Desde la mariposa que apura su sorbito de vida; desde la flor que apunta sus pétalos a sol, como sabiendo; desde la mano diminuta que se posa en el seno de la madre; desde todas esas venas por donde corre vida, transcurre el pulso del poeta. Habita las ciudades y sus gritos, igual que vive en el Olimpo.
Los poetas, aquellos que perciben y aprehenden lo verdadero y lo bello para expresarlo en arreglos de lenguaje, son a la vez espejos que pueden embellecer aquello que está distorsionado.
Se sabe que la poesía siempre se acompaña del placer, puesto que todos los espíritus que toca se abren para recibir la sabiduría que se entrelaza al deleite. Un poeta es un ruiseñor que conmueve a sus escuchas. La poesía despierta las mentes, descorre la belleza de lo oculto y ofrece a algunos su revelación.
Pero la poesía es más que todo eso. Prevalece entre la decadencia de una vida social atormentada. Entonces, el poeta hace de su obra una espada fulgurante que expresa su pasión hiriendo páginas con su palabra, señalando cualquier blasfemia obscena que vaya en contra de la belleza divina de la vida. Denuncia con su pluma a los monstruos corrompidos que pretenden devorar a su mundo. Vive siempre hasta el fondo y sufre con tal pasión que a veces, con la voz cercenada, tiembla en su mano la palabra, vocifera con tinta, reclama en el papel, pone a vista de todos la consigna de condenar de nuevo, una y otra vez, toda violencia.
Da nombre a ese veneno paralizante que inicia sus efectos en la imaginación y el intelecto, ese monstruo de corrupción que sin embargo tendría que destruir toda estructura de sociedad humana antes de que la poesía, que es vida, pueda dejar de existir.
Con la espada en su voz, el poeta apela a las conciencias, toca los corazones, comparte su revelación para que no haya silencios vergonzantes. Viste de luto a su palabra al recordar a los muertos que no debían morir, amortaja como héroes a quienes fueron olvidados, blande poemas que amenacen al olvido. Y todo lo hace con el crisol de sus versos.
Lucha por encontrar lo bello, lo esencial de todo hombre, lo luminoso y verdadero. Marcha detrás de su Quijote, a la sombra de su deseo de preservar la vida, la poesía. Intenta oscurecer con su tinta a la violencia.

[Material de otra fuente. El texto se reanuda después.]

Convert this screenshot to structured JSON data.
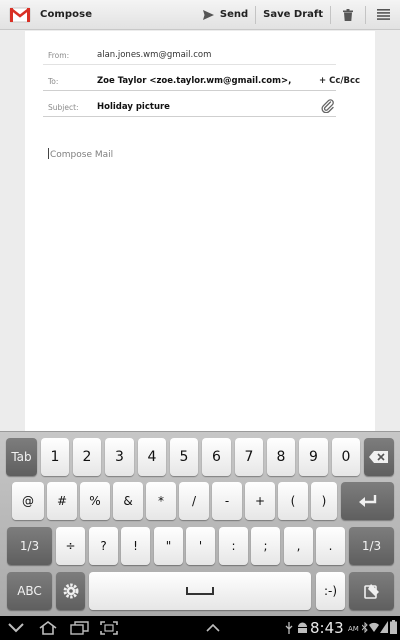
{
  "actionbar": {
    "title": "Compose",
    "send_label": "Send",
    "save_draft_label": "Save Draft",
    "icons": [
      "gmail-icon",
      "send-icon",
      "trash-icon",
      "menu-icon"
    ]
  },
  "compose": {
    "from_label": "From:",
    "from_value": "alan.jones.wm@gmail.com",
    "to_label": "To:",
    "to_value": "Zoe Taylor <zoe.taylor.wm@gmail.com>,",
    "cc_bcc_label": "+ Cc/Bcc",
    "subject_label": "Subject:",
    "subject_value": "Holiday picture",
    "body_placeholder": "Compose Mail"
  },
  "keyboard": {
    "row1": [
      "Tab",
      "1",
      "2",
      "3",
      "4",
      "5",
      "6",
      "7",
      "8",
      "9",
      "0"
    ],
    "row2": [
      "@",
      "#",
      "%",
      "&",
      "*",
      "/",
      "-",
      "+",
      "(",
      ")"
    ],
    "row3": [
      "1/3",
      "÷",
      "?",
      "!",
      "\"",
      "'",
      ":",
      ";",
      ",",
      ".",
      "1/3"
    ],
    "row4_abc": "ABC",
    "row4_smiley": ":-)",
    "icons": [
      "backspace-icon",
      "enter-icon",
      "settings-icon",
      "space-icon",
      "clipboard-icon"
    ]
  },
  "statusbar": {
    "time": "8:43",
    "ampm": "AM",
    "icons": [
      "back-icon",
      "home-icon",
      "recent-apps-icon",
      "screenshot-icon",
      "up-chevron-icon",
      "usb-icon",
      "android-icon",
      "bluetooth-icon",
      "wifi-icon",
      "signal-icon",
      "battery-icon"
    ]
  }
}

Canta o gime, crea o destroza como un pequeño dios que no tiene más que el verbo, que se torna encarnado si es preciso, y al levantar su palabra escucha voces: hay más poetas y más dioses, y la palabra restaña, hermana, acusa, transcurre por el mundo y llega aquí, resuena entre nosotros con esa luz divina que nos toca y nos convoca para seguir quijotes a su vera intentando también con sangre y tinta acallar para siempre a la violencia.